Find the least number $ c$ satisfyng the condition $\sum_{i=1}^n {x_i}^2\leq cn$ and all real numbers $x_1,x_2,...,x_n$ are greater than or equal to $-1$ such that $\sum_{i=1}^n {x_i}^3=0$
Problem
Source: Romanian TST 2018 Day 1 Problem 1
Tags: inequalities, n-variable inequality
25.05.2020 18:53
The answer is $\boxed{c = \frac{4}{3}}$. To see this, take $n$ divisible by $9$, where $\frac{8}{9}$ of the numbers are $-1$ and the remainings are $2$. Otherwise, the inequality is strict. Now, notice that \[ \sum_{k = 1}^n (x_k + 1)(x_k - 2)^2 \ge 0 \Rightarrow \sum_{k = 1}^n 3x_k^2 \le \sum_{k = 1}^n x_k^3 + 4 = 4n \]This proves $\sum_{k = 1}^n x_k^2 \le \frac{4}{3} n$, which is what we wanted.
07.11.2022 17:18
Here is braindead calculus bash Define functions $g:\mathbb{R}^n\rightarrow \mathbb{R}^n, f: A \rightarrow \mathbb{R}^n$ where $g(x_i)= \sum_{i=1}^n x^3_i ,A=\{\mathbb{R} \ni x_1,x_2,...,x_n \ge -1| g(x_i)=0 \}$, $f(x_i)= \sum_{i=1}^n x_i^2$. Note that the set $A$ is closed and bounded ( it is easy to prove it is bounded above by $\sqrt[3]{n-1}$), hence it is compact. Since $f,g$ are continous ( and their first derivatives), then we know that $f$ has global maximum. We have cases that some components lies on boundary or none of them lies. If none of them lies by lagrange method we have $$\frac{1}{|x_1|}=\frac{1}{|x_2|}=...=\frac{1}{|x_n|} \Leftrightarrow x_1^2=x_2^2=...=x_n^2$$If one of the components is zero, then all of them are, whcih gives $f(x)=0 $ which does not help that much, hence assume none of them is $0$ If $n$ is odd, we can't achieve the equality, if $n$ is even, we have $f(x)= nx^2$ If one of the components lies on upper bound, which is $ \sqrt[3]{n-1}$, then other components are $-1$, giving $f(x)= n-1+ \sqrt[3]{n-1}$ If some of the components, say $m$ of them , equals to $-1$, then we can define new functions with degree $n-m$ and reapply things to get that the last components are equal.
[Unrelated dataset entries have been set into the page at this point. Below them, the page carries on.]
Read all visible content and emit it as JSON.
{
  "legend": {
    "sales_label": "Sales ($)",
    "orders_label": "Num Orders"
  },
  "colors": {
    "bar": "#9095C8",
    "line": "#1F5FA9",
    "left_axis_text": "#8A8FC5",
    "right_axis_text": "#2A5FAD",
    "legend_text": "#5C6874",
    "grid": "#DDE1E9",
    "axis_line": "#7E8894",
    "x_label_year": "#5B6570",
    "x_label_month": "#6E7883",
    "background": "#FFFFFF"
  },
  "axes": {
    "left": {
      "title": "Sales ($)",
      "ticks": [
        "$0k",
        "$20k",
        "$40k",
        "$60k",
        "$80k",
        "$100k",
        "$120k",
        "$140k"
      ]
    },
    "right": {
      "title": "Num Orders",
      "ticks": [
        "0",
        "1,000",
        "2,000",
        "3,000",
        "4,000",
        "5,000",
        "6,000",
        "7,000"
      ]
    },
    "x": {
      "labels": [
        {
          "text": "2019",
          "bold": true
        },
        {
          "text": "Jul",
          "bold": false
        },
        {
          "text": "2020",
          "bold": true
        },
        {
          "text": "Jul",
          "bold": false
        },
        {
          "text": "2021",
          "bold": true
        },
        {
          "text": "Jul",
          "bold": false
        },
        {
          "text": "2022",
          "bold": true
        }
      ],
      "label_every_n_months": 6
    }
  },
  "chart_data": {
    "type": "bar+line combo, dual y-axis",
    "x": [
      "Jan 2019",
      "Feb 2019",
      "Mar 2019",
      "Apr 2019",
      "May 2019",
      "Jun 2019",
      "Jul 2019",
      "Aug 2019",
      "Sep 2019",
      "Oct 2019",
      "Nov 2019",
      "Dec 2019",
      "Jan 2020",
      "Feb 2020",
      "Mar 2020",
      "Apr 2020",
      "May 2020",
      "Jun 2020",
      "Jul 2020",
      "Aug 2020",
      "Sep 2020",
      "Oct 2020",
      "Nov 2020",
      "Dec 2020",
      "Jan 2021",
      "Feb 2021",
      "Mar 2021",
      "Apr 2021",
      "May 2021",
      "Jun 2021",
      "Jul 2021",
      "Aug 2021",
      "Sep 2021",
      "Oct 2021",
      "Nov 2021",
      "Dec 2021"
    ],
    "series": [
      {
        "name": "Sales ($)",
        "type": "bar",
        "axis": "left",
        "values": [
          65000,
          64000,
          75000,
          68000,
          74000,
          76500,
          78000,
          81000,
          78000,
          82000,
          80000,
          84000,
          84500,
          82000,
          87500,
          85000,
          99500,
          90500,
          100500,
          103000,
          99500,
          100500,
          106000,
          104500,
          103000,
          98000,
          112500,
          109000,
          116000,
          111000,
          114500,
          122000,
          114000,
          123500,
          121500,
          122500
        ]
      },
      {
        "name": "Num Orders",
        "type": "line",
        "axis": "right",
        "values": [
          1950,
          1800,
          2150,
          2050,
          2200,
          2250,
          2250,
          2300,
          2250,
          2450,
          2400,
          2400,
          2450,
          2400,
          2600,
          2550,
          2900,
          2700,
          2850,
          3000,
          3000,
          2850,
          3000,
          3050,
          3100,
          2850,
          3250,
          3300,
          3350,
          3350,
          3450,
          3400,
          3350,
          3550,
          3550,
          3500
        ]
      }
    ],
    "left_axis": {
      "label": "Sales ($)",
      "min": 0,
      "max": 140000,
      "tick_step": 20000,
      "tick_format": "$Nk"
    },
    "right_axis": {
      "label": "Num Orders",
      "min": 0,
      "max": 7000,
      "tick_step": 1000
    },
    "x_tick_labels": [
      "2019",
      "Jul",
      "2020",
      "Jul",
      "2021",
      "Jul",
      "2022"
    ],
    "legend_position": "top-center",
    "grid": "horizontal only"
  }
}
Then we have equation $$-m+(n-m)y^3=0 \Rightarrow y= \sqrt[3]{\frac{m}{n-m}}$$and we want to maximize $$m+(n-m)y^2= m+ \sqrt[3]{m^2(n-m)}$$Fix $n$, take derivative on $m$ ( real pain), we must have $\frac{(2 n - 3 m) m + 3 ((n - m) m^2)^{2/3}}{3 ((n - m) m^2)^{2/3}}=0$ Overall, before even starting to solve the problem, one may notice the $8/9$ times $ -1$ stuff , hence taking $\boxed{m= \frac{8n}{9}}$, we can see our expression becomes $0$, and it is easy to prove there are no other $0$ root by quadratic calculations, Calculating gives $y=2$. Now, we can check all the values we got and choose the biggest one, which is the latter one, calculating boils down to $\boxed{c= \frac{4}{3}}$, hence we are done!